EDIT: the random teleportation don't seem to occur if I move up, and if I move down, the O is teleported directly to the bottom. Also, a glitch has occured where the O becomes a '>'. (I am trying to figure out how that happens)
EDIT: the transform-into-'>' glitch occurs if the O is at the bottom right of the screen (player.x=9;player.y=9) and the sequence "wqs" is entered.
EDIT: I've removed the class declarations because I am fairly sure that the error is within the _move()s and check().
EDIT: The transform glitch appears to occur when 'wq' is typed, then any other character is entered (ie "skiping" the next move)

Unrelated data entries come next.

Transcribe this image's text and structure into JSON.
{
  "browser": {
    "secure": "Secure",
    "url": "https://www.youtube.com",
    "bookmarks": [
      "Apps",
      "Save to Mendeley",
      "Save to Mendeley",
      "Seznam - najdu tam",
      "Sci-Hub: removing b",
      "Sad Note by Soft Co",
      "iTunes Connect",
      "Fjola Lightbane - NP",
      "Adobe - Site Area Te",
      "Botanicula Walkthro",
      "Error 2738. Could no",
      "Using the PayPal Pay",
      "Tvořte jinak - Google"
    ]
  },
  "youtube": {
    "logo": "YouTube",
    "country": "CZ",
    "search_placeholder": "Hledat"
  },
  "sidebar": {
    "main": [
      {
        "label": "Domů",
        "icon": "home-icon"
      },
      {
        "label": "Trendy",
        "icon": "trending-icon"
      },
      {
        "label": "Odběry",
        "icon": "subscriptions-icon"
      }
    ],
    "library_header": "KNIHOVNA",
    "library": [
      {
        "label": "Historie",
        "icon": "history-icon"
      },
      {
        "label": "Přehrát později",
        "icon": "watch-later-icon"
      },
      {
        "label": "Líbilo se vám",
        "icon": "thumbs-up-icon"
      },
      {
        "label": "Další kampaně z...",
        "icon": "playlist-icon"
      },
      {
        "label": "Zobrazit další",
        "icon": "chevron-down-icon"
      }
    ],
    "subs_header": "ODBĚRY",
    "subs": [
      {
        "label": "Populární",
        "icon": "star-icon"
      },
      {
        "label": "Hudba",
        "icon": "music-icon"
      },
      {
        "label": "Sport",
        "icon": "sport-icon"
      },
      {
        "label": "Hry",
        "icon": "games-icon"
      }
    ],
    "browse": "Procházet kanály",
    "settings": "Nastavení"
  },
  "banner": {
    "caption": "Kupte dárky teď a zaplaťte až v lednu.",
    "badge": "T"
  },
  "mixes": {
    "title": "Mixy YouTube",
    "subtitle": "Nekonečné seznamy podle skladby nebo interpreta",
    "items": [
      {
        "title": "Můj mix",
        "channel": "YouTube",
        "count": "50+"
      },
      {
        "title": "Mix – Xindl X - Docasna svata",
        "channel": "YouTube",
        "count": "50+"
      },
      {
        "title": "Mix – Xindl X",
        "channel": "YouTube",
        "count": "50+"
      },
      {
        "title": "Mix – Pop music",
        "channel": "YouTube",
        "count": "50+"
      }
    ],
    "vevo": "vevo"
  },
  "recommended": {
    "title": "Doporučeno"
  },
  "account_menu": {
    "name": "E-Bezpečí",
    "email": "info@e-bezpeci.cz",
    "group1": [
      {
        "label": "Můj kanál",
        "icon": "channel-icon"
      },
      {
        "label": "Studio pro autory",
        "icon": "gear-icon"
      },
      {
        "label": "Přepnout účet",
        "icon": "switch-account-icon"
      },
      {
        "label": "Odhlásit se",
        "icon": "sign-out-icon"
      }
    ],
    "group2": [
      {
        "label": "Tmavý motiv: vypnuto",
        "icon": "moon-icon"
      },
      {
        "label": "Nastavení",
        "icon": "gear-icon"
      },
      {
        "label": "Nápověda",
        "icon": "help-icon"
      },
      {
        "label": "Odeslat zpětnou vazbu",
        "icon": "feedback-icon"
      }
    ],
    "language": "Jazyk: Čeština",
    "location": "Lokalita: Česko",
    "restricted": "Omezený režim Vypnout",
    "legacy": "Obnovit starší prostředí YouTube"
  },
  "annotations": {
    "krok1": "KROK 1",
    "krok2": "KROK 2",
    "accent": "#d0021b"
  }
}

EDIT: The tranform glitch occurs when player.x=9; player.y=8; and then 'q' is pressed, the next move the player tranforms into a '>'
This is the code:
#include<vector>
#include<iostream>
#include<string>
using namespace std;
const int maxx = 10, maxy = 10; //two constants that show the size of the sector
char sector[maxx][maxy]; //array of characters used to display the sector
prgm player(0, 0, 'O'); //player definition at x0,y0,and displayed with 'O'
const int vsize = 1; //size of the enemy array (ie: how many enemies there will be
X1 a(9, 5, 'X', 10); //enemy "a", has a move function that moves it back and forth
virus * viral_data[vsize] = {&a}; //array of enemies used to set the sector
vector<antivirus*> antiviral_data; //vector of pointers to "antivirus" the weapon used
vector<antivirus*>::iterator I; //iterator for previous vector
void display() //function to display the sector
{
for(int i = 0; i < maxy; i++)
{
for(int j = 0; j < maxx; j++)
{
cout<<sector[j][i];
}
cout<<endl;
}
return;
}
void p_move() //function to get players input, then move the player or create "antivirus"
{
char dir;
cin>>dir;
switch(dir)
{
case 'w':
player.y--;
break;
case 'a':
player.x--;
break;
case 's':
player.y++;
break;
case 'd':
player.x++;
break;
case 'q':
antiviral_data.push_back(new aX1(player.x, player.y, '>')); //creates a new aX1 at the players position
break;
}
return;
}
void v_move() //uses the enemies move
{
for(int i = 0; i < vsize; i++)
{
viral_data[i]->move();
}
return;
}
void a_move() //uses the weapon (ie: moves the weapon forward)
{
for(I = antiviral_data.begin(); I < antiviral_data.end(); I++)
{
(*I)->move();
}
return;
}
void set() //sets the sector array (char)
{
for(int i = 0; i < maxy; i++)
{
for(int j = 0; j < maxx; j++)
{
sector[j][i] = ' '; makes the entire sector blank
}
}
sector[player.x][player.y]=player.sym; //sets the sector at the player's position to 'O'
for(int i = 0; i < vsize; i++)
{
sector[viral_data[i]->x][viral_data[i]->y] = viral_data[i]->sym; //sets the sector at each enemy's position to be 'X'
}
for(I = antiviral_data.begin(); I < antiviral_data.end(); I++)
{
sector[(*I)->x][(*I)->y] = (*I)->sym; //sets the sector at each weapon's position to be '>'
}
return;
}
void check() //prevents the player from moving off the screen, erases bullet if it moves of the screen (to prevent access to non-allocated memory)
{
if(player.x < 0)
{
player.x = 0;
}
if(player.y < 0)
{
player.y = 0;
}
if(player.x > (maxx-1))
{
player.x = (maxx-1);
}
if(player.y > (maxy-1))
{
player.y = (maxy-1);
}
//PROBLEM APPEARS TO OCCUR HERE
for(I = antiviral_data.begin(); I! = antiviral_data.end();)
{
if((*I)->x > maxx)
{
I = antiviral_data.erase(I);
}
else
{
I++;
}
}
//*-*-*-*-*-*-*-*-*-*-*-*-*-*-*
return;
}
int main()
{
while(true)
{
set(); //set sector
display(); //display sector
p_move(); //player's move
v_move(); //enemy's move
a_move(); //bullet's move
check();//check moves
}
return 0;
}
In check(), the test
((*I)->x > maxx)
should be
((*I)->x >= maxx)
. This is an off-by-one error that lets the > get one square off the screen. When the display routine tries to display it, it clobbers the display symbol for the X.